Member of the Western Australian Legislative Council for North Metropolitan Region
- In office 22 May 2017 – 21 May 2021
- Preceded by: Alannah MacTiernan
- Succeeded by: Division abolished

Member of the Western Australian Legislative Council for South Metropolitan Region
- In office 22 May 2017 – 21 May 2021
- Preceded by: Sheila Mills
- Succeeded by: Klara Andric

Member of the Gosnells City Council
- In office 19 October 2013 – 22 May 2017

Personal details
- Born: Yang Shuai Yang (杨帅) 27 January 1983 (age 43) Harbin, Heilongjiang, China
- Party: Labor
- Alma mater: University of Western Australia (LLB, BA)
- Occupation: Lawyer; Politician;

Military service
- Allegiance: Australia
- Branch/service: Australian Army Reserve
- Years of service: 2006–2016
- Rank: Captain

= Pierre Yang =

Chinese Australian politician

Pierre Shuai Yang (杨帅 (楊帥, Yáng Shuài); born on 27 January 1983) is an Australian lawyer and politician who has been a Labor member of the Western Australian Legislative Council since 2017. First elected to represent the South Metropolitan Region, he subsequently stood for the North Metropolitan Region (Western Australia) at the 2021 Western Australian state election. As of the 2025 Western Australian state election all members of the Legislative Council are elected from a whole-of-state electorate.

Born in Harbin, China, Yang moved to Australia when he was 15-years-old (1998), as an overseas student. Around three years later, in September 2001, Yang joined the Labor Party, stating (of the party) in his inaugural speech in the Legislative Council: “The Labor Party believes in a fair and compassionate society where a fair day’s work will return a fair day’s pay and the most vulnerable of our community are supported and protected. The Labor Party believes in giving voice to the voiceless and creating jobs for the jobless, and the Labor Party believes in giving people a fair go.”

Yang was a member of Gosnells City Council before entering state politics. He joined the Australian Army Reserve in 2006, and at the rank of captain, was assigned as a liaison officer and translator on board the Chinese salvage/rescue vessel Dong Hai Jiu 101 during the search for Malaysia Airlines Flight 370.

On 16 May 2018, Yang was elected by the Labor Caucus to the position of Government Whip in the Legislative Council, following the resignation of the position by Martin Pritchard. Peter Foster took over as Government Whip on 14 February 2023.

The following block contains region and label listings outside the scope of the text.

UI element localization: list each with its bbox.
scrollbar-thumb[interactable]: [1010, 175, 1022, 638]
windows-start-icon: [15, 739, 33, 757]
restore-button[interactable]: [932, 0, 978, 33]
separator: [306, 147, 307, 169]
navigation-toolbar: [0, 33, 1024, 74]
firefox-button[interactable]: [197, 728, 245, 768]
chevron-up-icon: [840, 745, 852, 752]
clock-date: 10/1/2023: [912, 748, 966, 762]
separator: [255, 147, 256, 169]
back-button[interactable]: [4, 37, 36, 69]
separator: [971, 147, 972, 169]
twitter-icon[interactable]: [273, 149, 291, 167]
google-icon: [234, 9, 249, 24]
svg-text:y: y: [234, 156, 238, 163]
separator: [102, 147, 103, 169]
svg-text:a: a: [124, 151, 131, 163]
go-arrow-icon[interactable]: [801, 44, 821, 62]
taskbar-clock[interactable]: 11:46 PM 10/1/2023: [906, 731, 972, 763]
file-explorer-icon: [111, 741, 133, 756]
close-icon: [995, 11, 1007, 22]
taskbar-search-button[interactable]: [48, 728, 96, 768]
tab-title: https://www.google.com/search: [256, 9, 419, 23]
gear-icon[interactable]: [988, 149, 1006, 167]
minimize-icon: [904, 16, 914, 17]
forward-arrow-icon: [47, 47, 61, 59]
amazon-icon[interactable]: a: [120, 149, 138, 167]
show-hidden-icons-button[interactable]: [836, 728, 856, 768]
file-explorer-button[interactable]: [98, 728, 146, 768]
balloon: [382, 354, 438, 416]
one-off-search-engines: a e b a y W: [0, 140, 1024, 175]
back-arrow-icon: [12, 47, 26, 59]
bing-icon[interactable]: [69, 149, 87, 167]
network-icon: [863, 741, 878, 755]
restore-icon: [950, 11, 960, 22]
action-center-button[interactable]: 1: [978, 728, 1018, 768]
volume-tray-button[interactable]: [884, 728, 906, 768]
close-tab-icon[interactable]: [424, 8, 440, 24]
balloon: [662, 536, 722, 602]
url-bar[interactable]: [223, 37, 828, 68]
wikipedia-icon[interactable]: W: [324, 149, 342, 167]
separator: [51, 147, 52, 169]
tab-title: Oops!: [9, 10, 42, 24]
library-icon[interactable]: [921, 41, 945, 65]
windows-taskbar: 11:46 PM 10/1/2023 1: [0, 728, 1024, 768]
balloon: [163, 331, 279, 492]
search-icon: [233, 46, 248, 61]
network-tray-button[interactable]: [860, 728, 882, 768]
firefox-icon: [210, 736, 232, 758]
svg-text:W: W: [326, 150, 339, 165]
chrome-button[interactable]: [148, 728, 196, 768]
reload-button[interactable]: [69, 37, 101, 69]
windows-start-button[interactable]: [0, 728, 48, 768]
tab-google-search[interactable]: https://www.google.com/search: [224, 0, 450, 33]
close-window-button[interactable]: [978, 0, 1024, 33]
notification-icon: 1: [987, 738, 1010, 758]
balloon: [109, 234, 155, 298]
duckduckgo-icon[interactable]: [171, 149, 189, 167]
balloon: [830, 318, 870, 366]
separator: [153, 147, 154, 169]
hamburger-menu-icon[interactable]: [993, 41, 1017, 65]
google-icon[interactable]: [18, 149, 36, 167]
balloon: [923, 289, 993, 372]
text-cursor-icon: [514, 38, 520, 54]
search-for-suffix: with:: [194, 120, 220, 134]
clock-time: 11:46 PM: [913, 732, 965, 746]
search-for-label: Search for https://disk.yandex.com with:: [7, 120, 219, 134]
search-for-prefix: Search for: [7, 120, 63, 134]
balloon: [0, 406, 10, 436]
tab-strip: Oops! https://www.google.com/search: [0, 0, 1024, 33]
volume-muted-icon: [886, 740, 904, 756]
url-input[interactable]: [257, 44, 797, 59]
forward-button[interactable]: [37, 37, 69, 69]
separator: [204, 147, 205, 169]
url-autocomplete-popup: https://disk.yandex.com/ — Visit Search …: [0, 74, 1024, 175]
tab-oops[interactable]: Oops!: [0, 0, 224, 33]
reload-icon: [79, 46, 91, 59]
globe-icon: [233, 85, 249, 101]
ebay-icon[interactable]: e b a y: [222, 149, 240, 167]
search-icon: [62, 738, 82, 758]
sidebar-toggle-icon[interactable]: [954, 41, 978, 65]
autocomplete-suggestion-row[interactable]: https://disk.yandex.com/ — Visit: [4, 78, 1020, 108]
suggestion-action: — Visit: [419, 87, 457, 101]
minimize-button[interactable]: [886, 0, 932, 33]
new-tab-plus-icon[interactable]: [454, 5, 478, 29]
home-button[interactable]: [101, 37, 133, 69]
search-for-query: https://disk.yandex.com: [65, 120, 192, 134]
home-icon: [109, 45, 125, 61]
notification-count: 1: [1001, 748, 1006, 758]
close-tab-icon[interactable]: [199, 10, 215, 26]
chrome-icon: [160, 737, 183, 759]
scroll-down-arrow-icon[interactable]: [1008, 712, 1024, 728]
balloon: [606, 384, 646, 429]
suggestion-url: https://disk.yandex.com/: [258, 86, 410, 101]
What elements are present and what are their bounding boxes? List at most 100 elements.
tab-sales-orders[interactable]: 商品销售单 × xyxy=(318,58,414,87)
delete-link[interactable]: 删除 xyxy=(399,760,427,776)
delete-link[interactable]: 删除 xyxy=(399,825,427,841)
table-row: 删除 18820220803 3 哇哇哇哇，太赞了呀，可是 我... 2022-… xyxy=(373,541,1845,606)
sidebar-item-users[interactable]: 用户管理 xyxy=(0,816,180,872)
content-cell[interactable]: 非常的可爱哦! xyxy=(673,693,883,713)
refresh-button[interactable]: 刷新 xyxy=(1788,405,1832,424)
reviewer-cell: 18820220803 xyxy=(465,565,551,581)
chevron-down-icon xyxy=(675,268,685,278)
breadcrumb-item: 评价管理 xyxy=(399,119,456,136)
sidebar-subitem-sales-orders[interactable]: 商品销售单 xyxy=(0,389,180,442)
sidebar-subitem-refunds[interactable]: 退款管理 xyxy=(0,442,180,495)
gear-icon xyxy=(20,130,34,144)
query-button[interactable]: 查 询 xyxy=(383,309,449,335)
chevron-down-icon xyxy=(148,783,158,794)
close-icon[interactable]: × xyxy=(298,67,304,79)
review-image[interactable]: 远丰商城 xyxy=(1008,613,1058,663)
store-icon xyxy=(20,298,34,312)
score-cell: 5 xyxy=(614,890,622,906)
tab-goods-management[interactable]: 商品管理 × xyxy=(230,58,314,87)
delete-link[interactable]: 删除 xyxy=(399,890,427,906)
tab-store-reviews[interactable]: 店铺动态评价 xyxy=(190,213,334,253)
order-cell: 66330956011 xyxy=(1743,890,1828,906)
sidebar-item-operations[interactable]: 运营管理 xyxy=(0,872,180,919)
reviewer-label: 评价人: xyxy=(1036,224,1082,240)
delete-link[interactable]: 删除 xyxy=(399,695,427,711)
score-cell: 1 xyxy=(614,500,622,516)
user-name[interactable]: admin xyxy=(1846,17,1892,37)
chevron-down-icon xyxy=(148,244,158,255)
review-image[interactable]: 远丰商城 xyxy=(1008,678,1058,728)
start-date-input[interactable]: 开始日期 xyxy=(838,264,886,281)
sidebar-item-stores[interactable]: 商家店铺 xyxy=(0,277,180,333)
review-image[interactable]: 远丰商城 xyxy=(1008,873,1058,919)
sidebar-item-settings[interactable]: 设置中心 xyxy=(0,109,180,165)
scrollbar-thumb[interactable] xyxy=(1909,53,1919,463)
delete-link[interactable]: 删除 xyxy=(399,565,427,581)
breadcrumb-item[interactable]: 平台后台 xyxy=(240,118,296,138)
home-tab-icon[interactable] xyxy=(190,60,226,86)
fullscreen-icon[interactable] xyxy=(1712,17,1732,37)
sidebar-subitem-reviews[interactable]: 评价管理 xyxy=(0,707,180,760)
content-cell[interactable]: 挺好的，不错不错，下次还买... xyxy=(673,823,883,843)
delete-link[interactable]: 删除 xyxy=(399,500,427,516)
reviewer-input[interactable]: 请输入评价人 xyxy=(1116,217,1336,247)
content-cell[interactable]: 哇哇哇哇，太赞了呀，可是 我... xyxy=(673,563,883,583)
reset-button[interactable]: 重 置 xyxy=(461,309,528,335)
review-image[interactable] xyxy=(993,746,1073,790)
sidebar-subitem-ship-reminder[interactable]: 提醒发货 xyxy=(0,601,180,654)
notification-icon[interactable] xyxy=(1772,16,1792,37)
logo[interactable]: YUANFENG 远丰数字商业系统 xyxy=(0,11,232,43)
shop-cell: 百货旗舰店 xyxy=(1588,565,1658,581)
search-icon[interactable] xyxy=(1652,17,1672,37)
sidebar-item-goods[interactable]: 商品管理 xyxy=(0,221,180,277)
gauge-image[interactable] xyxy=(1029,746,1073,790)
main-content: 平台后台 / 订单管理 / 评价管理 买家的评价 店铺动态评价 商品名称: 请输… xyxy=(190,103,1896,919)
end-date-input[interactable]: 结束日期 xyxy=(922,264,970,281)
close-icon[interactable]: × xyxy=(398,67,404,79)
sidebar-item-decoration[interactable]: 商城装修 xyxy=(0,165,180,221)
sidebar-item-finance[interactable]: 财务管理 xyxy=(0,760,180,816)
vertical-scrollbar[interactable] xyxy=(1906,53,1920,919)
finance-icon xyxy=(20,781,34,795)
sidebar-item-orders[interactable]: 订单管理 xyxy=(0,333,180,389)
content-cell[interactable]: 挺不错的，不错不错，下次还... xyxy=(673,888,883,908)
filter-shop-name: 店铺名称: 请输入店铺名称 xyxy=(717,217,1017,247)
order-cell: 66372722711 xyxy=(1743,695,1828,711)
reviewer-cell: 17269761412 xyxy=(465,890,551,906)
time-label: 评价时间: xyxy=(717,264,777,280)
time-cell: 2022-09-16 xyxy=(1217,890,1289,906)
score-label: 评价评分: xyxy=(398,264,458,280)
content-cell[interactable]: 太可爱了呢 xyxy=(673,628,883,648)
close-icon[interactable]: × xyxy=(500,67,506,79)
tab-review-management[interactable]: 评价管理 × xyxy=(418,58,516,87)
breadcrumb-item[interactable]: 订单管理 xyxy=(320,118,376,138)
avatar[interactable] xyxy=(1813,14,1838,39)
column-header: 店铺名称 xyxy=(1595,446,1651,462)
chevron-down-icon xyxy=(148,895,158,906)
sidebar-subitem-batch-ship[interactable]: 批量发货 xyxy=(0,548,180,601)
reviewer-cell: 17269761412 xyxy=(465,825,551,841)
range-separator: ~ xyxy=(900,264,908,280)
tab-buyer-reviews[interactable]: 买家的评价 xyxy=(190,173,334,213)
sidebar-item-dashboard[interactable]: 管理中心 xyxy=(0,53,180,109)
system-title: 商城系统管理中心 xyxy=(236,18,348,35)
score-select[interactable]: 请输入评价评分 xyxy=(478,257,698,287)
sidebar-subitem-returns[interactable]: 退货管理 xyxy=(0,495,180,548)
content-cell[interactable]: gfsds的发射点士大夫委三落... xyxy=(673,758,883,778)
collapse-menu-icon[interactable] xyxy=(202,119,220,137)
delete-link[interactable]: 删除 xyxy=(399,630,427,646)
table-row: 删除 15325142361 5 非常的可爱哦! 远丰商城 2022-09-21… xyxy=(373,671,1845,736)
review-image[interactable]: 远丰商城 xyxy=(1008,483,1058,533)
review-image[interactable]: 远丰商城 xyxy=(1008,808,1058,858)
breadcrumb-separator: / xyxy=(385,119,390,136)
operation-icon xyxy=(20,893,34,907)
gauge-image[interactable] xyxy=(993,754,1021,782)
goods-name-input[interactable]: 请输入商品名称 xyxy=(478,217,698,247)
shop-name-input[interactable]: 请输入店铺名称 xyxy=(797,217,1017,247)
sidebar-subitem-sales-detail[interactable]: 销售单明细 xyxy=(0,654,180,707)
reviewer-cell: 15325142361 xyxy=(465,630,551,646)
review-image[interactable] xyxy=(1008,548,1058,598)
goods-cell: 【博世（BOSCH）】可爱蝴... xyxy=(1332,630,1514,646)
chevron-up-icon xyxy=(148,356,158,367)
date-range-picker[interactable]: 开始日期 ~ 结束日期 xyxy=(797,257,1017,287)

In December 2022, he became a parliamentary secretary to Simone McGurk, the Minister for Training, Water, and Youth. Since 2023 he has been Parliamentary Secretary to the Minister for Health; Mental Health.

== Foreign agent allegations ==
In 2018, it was reported that Yang had not declared to parliament his membership of the Northeast China Federation and the Association of Great China, which are allegedly affiliated with the Chinese Communist Party through its United Front Work Department. He subsequently stated that he had resigned from the two organisations.